East Sussex

East Sussex, a county in South East England, is part of the ancient kingdom of the South Saxons, who established there in the 5th century AD.

The archaeological remain are plentiful, especially in the upland areas. Its earlier industries have included fishing, iron-making, and the wool trade, all of which have declined, or lost completely. Sussex has become popular with tourists, so that the main coastal towns have become seaside resorts.

Beachy Head Lighthouse, Eastbourne East SussexAfter resolve its situation about county administrations since 12th century, East Sussex was made a ceremonial county.

Thus it is divided into five local government districts; three are larger and rural districts: Wealden, Lewes and Rother; the mainly urban areas are: Eastbourne and Hastings.

East Sussex is part of South Downs, a range of moderate chalk hills which run across the southern part of the county from west to east. The sandstones and clays come to the sea at Hastings and the Downs at Beachy Head. The chalk uplands of the South Downs occupy the coastal strip between Brighton and Eastbourne.

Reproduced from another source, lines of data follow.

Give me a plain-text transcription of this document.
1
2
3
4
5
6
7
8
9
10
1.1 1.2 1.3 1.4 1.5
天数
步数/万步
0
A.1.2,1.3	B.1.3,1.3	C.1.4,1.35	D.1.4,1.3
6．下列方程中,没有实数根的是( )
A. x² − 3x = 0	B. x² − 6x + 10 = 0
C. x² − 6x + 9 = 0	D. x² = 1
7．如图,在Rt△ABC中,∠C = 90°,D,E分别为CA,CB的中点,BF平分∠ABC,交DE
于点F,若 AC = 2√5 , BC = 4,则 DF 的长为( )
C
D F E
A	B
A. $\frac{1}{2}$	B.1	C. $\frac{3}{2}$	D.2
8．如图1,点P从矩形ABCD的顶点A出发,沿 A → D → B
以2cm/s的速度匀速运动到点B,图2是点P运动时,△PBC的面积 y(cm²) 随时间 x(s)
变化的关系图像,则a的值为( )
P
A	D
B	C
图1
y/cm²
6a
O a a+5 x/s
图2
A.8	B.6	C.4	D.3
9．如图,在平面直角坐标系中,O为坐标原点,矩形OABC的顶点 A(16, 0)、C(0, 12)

There are two river gaps: the Rivers Ouse and Cuckmere. The Seven Sisters where the Downs meet the sea, are the remnants of dry valleys cut into the chalk; they end at Beachy Head, 162 above sea level.

The location of settlements in East Sussex has been determined both by its history and its geography. Its economy lay: fishing along the coast and agriculture and iron mining on the Weald. Today the industry tends to be geared towards tourism, and particularly along the coastal strip. There are over 200 villages in East Sussex.

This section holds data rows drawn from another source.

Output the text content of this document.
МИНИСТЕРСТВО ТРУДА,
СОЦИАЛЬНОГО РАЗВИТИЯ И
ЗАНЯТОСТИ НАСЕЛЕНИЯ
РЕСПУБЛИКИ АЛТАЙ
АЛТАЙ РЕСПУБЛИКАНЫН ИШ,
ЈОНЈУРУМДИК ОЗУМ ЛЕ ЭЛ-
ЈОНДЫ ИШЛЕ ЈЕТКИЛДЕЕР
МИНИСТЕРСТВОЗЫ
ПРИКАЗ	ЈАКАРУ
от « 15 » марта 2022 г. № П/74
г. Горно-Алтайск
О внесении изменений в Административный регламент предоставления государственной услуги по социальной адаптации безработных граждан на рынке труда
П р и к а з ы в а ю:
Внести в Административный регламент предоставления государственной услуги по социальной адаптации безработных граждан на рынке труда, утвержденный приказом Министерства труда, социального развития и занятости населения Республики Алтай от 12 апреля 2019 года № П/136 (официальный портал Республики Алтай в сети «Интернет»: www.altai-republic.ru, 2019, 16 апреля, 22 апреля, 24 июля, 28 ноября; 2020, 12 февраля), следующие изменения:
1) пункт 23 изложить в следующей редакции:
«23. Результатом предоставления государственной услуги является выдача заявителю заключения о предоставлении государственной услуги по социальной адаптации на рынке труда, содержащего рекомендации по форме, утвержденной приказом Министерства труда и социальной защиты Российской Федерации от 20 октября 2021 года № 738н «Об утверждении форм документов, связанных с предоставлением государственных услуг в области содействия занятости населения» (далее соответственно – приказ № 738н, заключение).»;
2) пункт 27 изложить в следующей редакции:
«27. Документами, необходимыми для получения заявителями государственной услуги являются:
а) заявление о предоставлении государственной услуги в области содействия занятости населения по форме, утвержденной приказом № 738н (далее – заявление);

Here towns such as Bexhill-on-Sea, Eastbourne, and Hastings lie. Newhaven and Rye are ports, although the latter is also of historical importance.

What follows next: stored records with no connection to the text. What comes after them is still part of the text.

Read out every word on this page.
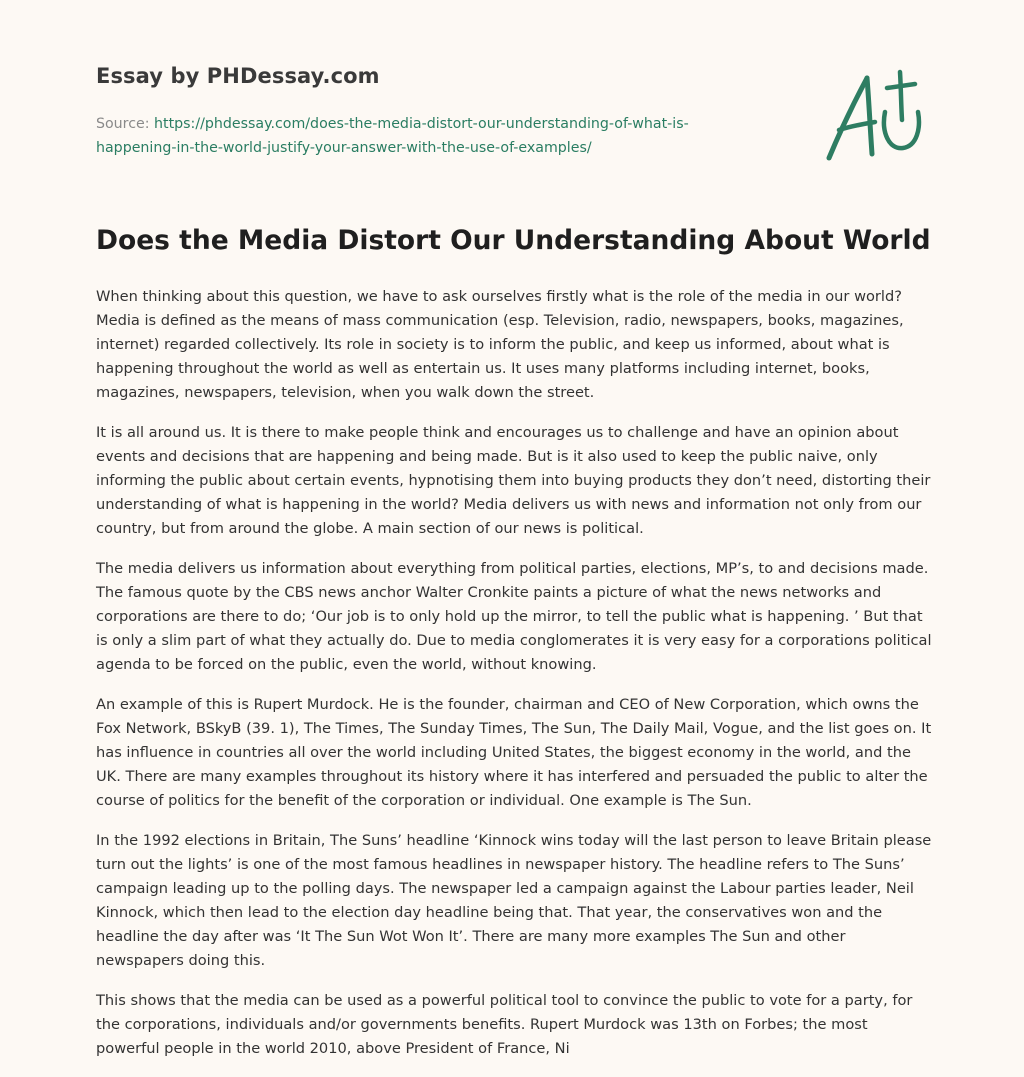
Essay by PHDessay.com

Source: https://phdessay.com/does-the-media-distort-our-understanding-of-what-is-happening-in-the-world-justify-your-answer-with-the-use-of-examples/

Does the Media Distort Our Understanding About World

When thinking about this question, we have to ask ourselves firstly what is the role of the media in our world? Media is defined as the means of mass communication (esp. Television, radio, newspapers, books, magazines, internet) regarded collectively. Its role in society is to inform the public, and keep us informed, about what is happening throughout the world as well as entertain us. It uses many platforms including internet, books, magazines, newspapers, television, when you walk down the street.

It is all around us. It is there to make people think and encourages us to challenge and have an opinion about events and decisions that are happening and being made. But is it also used to keep the public naive, only informing the public about certain events, hypnotising them into buying products they don’t need, distorting their understanding of what is happening in the world? Media delivers us with news and information not only from our country, but from around the globe. A main section of our news is political.

The media delivers us information about everything from political parties, elections, MP’s, to and decisions made. The famous quote by the CBS news anchor Walter Cronkite paints a picture of what the news networks and corporations are there to do; ‘Our job is to only hold up the mirror, to tell the public what is happening. ’ But that is only a slim part of what they actually do. Due to media conglomerates it is very easy for a corporations political agenda to be forced on the public, even the world, without knowing.

An example of this is Rupert Murdock. He is the founder, chairman and CEO of New Corporation, which owns the Fox Network, BSkyB (39. 1), The Times, The Sunday Times, The Sun, The Daily Mail, Vogue, and the list goes on. It has influence in countries all over the world including United States, the biggest economy in the world, and the UK. There are many examples throughout its history where it has interfered and persuaded the public to alter the course of politics for the benefit of the corporation or individual. One example is The Sun.

In the 1992 elections in Britain, The Suns’ headline ‘Kinnock wins today will the last person to leave Britain please turn out the lights’ is one of the most famous headlines in newspaper history. The headline refers to The Suns’ campaign leading up to the polling days. The newspaper led a campaign against the Labour parties leader, Neil Kinnock, which then lead to the election day headline being that. That year, the conservatives won and the headline the day after was ‘It The Sun Wot Won It’. There are many more examples The Sun and other newspapers doing this.

This shows that the media can be used as a powerful political tool to convince the public to vote for a party, for the corporations, individuals and/or governments benefits. Rupert Murdock was 13th on Forbes; the most powerful people in the world 2010, above President of France, Ni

Peacehaven and Seaford are more dormitory towns than anything else. Away from the coast lie former market towns such as Hailsham, Heathfield and Uckfield; Crowborough is a centre for the Ashdown Forest. Lewes and Battle are the other two towns of significance.

East Sussex apart from the physical landmarks such as the Downs and the Weald, it has many landmarks of historical interest. There are castles at Bodiam, Herstmonceux, Lewes and Pevensey; and defence works such as the Martello towers and Eastbourne Redoubt.

Battle Abbey, built to commemorate the Battle of Hastings; Bateman’s, home of Rudyard Kipling, and the University of Sussex buildings at Falmer are among interesting buildings. It also has a number of great parks suitable for tourists.

The main roads through the county are those parts of the radial pattern from London. Bus routes serve all the main areas of settlement and many of the villages in the county. The railways serve the main towns in a similar fashion to the roads.

There are three heritage railways: the Kent and East Sussex Railway operates from Tenterden in Kent to Bodiam; the Bluebell Railway from Sheffield Park to Kingscote with a planned extension to East Grinstead; and the Lavender Line Steam Railway near Lewes.